The report also showed 67% of Australians aged 60 or over who had used telehealth during the pandemic felt confident to use it in the future and nearly one in two of those surveyed say they are likely to use it after the pandemic.
However the news about telehealth wasn’t all sweetness and light, with 38% of Australians aged over 60 noting they had experienced “some” concerns and difficulties using telehealth. These issues included:
- An inability to have a problem examined/receive usual treatment
- A less personal experience due to lack of body language and cues, less perceived warmth and less perceived care
- Challenges for people with hearing impairment
- Awkwardness, especially with a new clinician
- Tech glitches, lack of appropriate tech and lack of tech confidence.
In recognising some of the benefits of telehealth, the key representative body for Australian general practitioners The Royal Australian College of General Practitioners (RACGP) says providing on-demand telehealth services to patients may result in less time and fewer resources spent on routine care, including fewer routine home visits.

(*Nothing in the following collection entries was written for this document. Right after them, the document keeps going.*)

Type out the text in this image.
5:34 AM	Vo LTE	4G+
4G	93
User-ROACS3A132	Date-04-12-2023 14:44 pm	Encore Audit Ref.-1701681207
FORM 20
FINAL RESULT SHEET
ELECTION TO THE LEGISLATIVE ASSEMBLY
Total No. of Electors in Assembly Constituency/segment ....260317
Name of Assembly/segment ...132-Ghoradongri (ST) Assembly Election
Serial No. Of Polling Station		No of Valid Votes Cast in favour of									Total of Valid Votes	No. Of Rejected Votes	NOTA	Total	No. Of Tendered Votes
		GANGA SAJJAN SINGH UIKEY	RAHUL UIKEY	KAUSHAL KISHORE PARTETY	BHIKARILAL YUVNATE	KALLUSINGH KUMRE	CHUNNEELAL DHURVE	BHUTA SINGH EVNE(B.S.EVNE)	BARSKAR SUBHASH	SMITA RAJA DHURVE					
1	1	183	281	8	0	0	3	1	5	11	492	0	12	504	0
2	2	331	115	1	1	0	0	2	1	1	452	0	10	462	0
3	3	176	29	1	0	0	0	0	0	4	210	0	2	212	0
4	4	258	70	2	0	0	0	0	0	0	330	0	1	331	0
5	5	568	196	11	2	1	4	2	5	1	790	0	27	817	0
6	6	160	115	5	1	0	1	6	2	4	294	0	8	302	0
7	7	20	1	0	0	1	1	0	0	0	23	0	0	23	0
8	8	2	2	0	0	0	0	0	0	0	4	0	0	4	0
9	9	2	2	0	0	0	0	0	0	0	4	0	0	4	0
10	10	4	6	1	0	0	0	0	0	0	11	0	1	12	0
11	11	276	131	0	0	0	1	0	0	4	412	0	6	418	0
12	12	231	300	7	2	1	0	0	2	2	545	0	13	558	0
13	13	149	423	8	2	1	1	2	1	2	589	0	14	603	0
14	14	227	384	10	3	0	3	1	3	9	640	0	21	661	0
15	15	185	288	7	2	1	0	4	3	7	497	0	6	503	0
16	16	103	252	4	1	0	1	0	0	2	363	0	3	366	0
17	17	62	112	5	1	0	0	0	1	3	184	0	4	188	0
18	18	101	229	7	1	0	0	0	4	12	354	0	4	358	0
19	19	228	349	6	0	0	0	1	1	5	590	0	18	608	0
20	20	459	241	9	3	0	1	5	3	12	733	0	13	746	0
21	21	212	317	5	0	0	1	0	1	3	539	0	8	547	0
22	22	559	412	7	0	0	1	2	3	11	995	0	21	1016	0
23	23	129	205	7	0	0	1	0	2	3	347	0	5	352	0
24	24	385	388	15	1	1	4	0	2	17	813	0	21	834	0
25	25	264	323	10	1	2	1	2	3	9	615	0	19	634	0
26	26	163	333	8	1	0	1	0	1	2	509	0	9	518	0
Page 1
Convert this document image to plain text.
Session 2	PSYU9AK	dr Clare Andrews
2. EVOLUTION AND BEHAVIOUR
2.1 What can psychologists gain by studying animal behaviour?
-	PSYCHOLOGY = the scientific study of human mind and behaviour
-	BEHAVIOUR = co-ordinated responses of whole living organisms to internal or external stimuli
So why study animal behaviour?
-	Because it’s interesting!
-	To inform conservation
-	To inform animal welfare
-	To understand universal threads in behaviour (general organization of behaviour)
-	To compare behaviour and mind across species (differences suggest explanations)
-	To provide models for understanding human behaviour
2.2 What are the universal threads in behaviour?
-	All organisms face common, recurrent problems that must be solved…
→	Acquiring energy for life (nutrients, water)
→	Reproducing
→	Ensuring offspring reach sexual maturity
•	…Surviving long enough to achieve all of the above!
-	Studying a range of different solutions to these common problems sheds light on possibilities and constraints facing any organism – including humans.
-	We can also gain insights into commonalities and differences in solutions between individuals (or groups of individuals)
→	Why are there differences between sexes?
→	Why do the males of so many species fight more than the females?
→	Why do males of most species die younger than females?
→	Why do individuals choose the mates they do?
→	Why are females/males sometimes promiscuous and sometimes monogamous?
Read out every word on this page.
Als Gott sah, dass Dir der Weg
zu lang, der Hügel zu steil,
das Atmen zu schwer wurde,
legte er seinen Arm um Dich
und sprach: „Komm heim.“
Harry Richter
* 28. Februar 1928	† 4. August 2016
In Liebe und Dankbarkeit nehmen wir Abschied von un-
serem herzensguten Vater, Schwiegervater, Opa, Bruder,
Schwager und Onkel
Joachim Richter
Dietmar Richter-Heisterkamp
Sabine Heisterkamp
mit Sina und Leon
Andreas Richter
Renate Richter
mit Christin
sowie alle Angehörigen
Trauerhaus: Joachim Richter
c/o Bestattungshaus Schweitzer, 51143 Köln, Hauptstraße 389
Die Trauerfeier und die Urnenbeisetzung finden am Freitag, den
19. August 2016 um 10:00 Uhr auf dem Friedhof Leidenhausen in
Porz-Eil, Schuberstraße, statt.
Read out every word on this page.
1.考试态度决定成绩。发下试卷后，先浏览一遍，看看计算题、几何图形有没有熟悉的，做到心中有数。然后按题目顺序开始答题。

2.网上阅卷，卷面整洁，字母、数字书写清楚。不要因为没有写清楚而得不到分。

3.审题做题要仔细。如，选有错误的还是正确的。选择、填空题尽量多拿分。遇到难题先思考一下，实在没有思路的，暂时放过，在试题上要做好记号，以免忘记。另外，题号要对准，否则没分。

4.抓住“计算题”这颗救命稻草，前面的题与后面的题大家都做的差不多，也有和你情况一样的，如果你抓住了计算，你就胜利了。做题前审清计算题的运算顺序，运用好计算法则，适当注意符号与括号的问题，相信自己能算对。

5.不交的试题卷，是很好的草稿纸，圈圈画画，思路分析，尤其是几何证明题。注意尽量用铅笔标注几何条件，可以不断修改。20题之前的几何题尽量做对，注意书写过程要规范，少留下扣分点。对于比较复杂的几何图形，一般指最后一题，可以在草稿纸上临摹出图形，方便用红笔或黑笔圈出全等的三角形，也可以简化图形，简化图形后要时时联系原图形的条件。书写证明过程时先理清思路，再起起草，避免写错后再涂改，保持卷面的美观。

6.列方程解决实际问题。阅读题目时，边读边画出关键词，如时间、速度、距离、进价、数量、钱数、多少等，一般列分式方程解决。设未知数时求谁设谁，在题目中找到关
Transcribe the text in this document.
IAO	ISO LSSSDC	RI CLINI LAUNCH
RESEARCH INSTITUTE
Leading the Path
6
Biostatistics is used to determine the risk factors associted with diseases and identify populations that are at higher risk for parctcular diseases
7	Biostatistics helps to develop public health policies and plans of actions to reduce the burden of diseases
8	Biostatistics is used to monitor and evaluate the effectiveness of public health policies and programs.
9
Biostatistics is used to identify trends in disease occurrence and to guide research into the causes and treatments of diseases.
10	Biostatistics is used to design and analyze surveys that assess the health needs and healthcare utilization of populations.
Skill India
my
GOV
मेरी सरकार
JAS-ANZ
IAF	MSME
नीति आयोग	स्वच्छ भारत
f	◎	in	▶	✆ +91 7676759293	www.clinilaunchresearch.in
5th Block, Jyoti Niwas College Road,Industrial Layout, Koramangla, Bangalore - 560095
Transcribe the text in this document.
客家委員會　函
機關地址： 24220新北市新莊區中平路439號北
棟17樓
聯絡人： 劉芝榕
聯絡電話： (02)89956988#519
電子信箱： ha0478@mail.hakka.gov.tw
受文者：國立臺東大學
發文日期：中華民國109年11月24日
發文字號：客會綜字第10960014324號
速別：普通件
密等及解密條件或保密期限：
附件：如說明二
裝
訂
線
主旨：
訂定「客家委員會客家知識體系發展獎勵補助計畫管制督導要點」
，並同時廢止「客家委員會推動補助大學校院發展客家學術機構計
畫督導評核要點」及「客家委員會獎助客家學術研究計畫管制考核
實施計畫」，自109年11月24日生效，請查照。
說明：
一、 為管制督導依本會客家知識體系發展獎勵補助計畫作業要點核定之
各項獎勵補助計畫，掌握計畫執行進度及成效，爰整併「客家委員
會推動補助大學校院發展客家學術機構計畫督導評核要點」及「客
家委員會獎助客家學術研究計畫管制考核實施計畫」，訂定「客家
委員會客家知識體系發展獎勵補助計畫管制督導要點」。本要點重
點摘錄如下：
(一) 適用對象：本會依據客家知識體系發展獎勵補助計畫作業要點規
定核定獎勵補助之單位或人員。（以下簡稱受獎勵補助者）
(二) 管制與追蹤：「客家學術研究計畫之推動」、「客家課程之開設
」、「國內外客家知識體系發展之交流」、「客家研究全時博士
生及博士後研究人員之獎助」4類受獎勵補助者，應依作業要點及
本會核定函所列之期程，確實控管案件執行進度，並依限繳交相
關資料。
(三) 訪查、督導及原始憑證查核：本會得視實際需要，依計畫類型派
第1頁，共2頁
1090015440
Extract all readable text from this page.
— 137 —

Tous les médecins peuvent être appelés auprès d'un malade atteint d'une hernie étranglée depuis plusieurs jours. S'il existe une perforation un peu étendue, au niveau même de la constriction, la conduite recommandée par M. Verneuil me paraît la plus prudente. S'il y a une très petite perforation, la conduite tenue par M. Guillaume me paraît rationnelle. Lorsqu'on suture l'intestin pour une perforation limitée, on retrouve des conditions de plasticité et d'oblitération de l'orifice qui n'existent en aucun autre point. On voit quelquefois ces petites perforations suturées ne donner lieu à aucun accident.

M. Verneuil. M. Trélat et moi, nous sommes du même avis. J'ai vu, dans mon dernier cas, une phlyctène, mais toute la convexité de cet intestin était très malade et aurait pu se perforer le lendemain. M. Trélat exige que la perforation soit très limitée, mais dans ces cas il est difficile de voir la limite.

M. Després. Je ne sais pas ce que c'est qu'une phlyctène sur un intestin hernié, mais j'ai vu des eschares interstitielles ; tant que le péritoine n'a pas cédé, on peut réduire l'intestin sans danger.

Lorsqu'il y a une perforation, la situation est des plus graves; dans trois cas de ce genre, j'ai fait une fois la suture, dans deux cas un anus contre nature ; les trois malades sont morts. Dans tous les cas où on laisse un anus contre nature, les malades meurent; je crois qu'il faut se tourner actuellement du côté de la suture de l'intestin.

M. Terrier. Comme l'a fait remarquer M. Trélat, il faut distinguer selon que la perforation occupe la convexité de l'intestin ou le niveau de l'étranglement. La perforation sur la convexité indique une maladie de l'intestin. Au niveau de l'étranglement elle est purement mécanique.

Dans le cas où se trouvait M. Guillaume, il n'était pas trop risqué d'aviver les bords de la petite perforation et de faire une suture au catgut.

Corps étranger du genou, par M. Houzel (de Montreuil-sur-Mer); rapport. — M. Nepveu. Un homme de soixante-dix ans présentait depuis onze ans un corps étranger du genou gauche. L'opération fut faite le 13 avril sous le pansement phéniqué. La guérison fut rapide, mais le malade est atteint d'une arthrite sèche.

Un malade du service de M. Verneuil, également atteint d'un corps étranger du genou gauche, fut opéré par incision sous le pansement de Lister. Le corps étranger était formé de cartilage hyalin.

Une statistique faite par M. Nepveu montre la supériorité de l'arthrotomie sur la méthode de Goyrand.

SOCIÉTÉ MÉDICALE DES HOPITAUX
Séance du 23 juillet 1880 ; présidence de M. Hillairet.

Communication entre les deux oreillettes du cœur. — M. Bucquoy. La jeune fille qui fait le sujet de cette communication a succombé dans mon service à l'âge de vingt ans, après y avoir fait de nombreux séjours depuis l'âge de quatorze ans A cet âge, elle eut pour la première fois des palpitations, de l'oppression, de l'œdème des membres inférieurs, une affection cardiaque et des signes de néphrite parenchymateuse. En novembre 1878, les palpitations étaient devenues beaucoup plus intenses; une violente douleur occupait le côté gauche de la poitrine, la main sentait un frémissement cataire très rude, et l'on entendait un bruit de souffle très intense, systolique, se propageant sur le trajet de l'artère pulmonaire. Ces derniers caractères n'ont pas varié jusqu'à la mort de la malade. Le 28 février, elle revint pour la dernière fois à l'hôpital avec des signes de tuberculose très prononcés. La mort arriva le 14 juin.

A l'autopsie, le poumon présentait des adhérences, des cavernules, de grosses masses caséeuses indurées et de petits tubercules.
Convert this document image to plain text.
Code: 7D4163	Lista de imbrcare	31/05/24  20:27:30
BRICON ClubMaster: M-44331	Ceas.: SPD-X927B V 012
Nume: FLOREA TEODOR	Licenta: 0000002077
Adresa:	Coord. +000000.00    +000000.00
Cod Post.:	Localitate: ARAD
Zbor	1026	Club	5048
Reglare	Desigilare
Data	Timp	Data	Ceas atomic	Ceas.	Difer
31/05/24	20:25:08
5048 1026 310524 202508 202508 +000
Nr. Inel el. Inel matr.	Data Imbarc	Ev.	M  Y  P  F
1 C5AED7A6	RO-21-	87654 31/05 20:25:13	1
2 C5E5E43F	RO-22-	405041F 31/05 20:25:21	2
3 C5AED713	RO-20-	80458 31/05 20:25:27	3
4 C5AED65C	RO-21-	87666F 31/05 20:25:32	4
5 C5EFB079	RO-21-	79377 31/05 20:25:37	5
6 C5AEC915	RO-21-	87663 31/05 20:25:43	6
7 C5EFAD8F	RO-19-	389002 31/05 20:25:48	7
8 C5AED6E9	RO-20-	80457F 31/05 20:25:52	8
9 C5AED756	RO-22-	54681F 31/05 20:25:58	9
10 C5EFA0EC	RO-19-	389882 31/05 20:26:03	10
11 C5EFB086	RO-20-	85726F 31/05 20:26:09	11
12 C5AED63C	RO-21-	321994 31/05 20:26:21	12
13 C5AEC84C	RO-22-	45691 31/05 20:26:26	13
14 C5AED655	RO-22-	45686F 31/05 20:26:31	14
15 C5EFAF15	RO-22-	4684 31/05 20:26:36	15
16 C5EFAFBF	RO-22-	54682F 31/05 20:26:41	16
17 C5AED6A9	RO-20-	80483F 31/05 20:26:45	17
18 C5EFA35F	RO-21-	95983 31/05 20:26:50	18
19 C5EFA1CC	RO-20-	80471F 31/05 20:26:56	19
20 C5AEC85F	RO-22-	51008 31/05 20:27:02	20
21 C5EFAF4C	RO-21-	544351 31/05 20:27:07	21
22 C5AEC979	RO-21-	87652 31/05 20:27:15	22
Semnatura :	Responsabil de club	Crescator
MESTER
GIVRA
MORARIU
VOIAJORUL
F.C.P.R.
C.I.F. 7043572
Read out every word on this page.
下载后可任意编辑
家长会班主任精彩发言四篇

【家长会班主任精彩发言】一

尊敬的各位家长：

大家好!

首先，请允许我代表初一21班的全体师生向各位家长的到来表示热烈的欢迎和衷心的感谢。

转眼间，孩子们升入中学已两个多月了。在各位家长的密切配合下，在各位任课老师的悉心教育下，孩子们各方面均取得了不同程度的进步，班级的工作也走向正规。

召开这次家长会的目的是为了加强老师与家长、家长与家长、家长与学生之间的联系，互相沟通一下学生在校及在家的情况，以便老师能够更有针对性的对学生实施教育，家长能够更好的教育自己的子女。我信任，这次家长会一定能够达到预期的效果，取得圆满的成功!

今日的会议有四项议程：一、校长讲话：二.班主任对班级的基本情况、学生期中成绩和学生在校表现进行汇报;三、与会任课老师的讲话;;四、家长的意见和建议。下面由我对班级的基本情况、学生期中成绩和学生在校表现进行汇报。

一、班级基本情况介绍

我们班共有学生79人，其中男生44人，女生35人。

It also offers improved access to care for patients with mobility issues and reduced patient costs as a result of savings on transport.
However it argues that telehealth also presents a number of risks to both GPs and patients particularly when a patient is not known by the GP or practice offering the service.
This could result in fragmented or compromised quality of care as a result of an increased likelihood the service will focus solely on the issue presented by the patient and the opportunity to provide additional primary preventive care may be missed.
The industry group also says the provision of some advice or medicines without a physical examination or access to documented medical history can also potentially compromise continuity of care and best practice principles and says these situations may result in fragmented care and poor health outcomes.
When all is said and done the RACGP says maintaining continuity of care is essential, “irrespective of whether a service is provided face-to-face or by telehealth”.